You see, in the assembly of your mech you can not only optimize your build for the strategy you have in mind, but you can also customize how it looks. And you better believe I spent a certain number of hours just getting our very own Reimaru Files logo made in the game. And I also spent additional hours making a custom paint job to match. And well, I showed the design to Chad and he immediately struck me down for branding violations on the robot. But that’s beside the point! I didn’t stop there, I also made other builds that would be my version of Char’s Zaku, and even the Sazabi, because if you saw those legs you knew what they were for. Those who have built model kits before must know the sheer joy of being able to place decals perfectly on your giant robot. You can make something cool, or even something very funny, and share it if you like. I mean, someone made their version of Megas XLR, with a red car on top and even flaming decals on the arms and legs, and you better believe I downloaded the design data for that faster than Balteus could kill me.
And of course, this game has a photo mode. Yes, you’re going to want to record the very moment you take down some big baddie, or just bask in the glory of your metallic child in the hangar. The weathering you get from fights too, it almost feels like it can be wallpaper material. This returns me to my point, From Software, please, please make a way to make cross-play work. Even if it’s just sharing AC data and decals! Please!
Man, suffice to say I’ve been waiting for this game. I’m sure this isn’t going to be a game for everyone, and thank goodness From Software has stuck to its guns. Thank goodness there’s a studio out there that can’t be swayed by trends in the scene, Armored Core can easily be translated to a Live Service type of game with the gacha mechanics and some sort of loot economy that not even Japanese developers shy away from.
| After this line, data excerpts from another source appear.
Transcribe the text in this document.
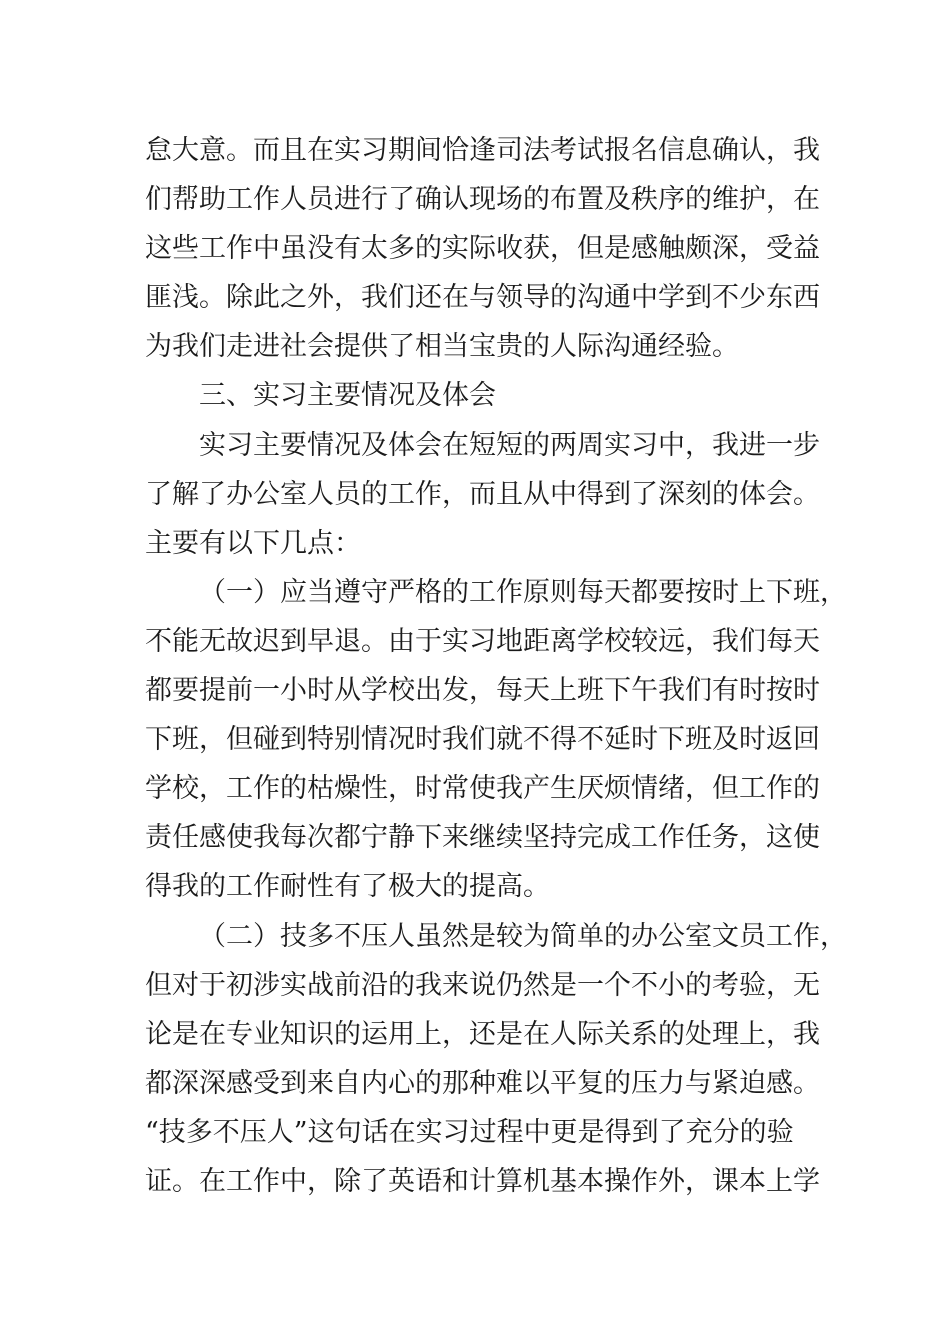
怠大意。而且在实习期间恰逢司法考试报名信息确认，我
们帮助工作人员进行了确认现场的布置及秩序的维护，在
这些工作中虽没有太多的实际收获，但是感触颇深，受益
匪浅。除此之外，我们还在与领导的沟通中学到不少东西
为我们走进社会提供了相当宝贵的人际沟通经验。
三、实习主要情况及体会
实习主要情况及体会在短短的两周实习中，我进一步
了解了办公室人员的工作，而且从中得到了深刻的体会。
主要有以下几点：
（一）应当遵守严格的工作原则每天都要按时上下班，
不能无故迟到早退。由于实习地距离学校较远，我们每天
都要提前一小时从学校出发，每天上班下午我们有时按时
下班，但碰到特别情况时我们就不得不延时下班及时返回
学校，工作的枯燥性，时常使我产生厌烦情绪，但工作的
责任感使我每次都宁静下来继续坚持完成工作任务，这使
得我的工作耐性有了极大的提高。
（二）技多不压人虽然是较为简单的办公室文员工作，
但对于初涉实战前沿的我来说仍然是一个不小的考验，无
论是在专业知识的运用上，还是在人际关系的处理上，我
都深深感受到来自内心的那种难以平复的压力与紧迫感。
“技多不压人”这句话在实习过程中更是得到了充分的验
证。在工作中，除了英语和计算机基本操作外，课本上学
But Armored Core 6: Fires of Rubicon just stays the path, calm, cold, and collected, making sure that it keeps to the roots of what the game is about, and makes itself so that it can stand up to the legacy of the series.
The fast-paced combat, the possibilities hidden within the customization of builds, and the absolutely fun missions all line up cleanly to deliver you to the firing line of fun as quickly as they can. The innovations it has integrated itself with from newer games, as well as the refined combat mechanics that they have developed through the years with the Soulsborne series show here. And they were able to build it into Armored Core 6 without diluting the intended gameplay experience that many fans have come to know and love.
This title might yet again, be another torch being lit that signals a new era of games to be made, will it mean the return of the mecha genre after many had turned away from it during the PlayStation 2 age? Will it encourage the creation of more high-profile single-player games that don’t try to be the next game meant for you to play for an unforeseen amount of hours? For both counts, I hope so. To From Software, it was worth the wait.
Armored Core 6: Fires of Rubicon is fine-tuned, fully functional, and fundamentally fun. Scoring a 4.5 out of 5.
Available on Playstation, Xbox, and Steam.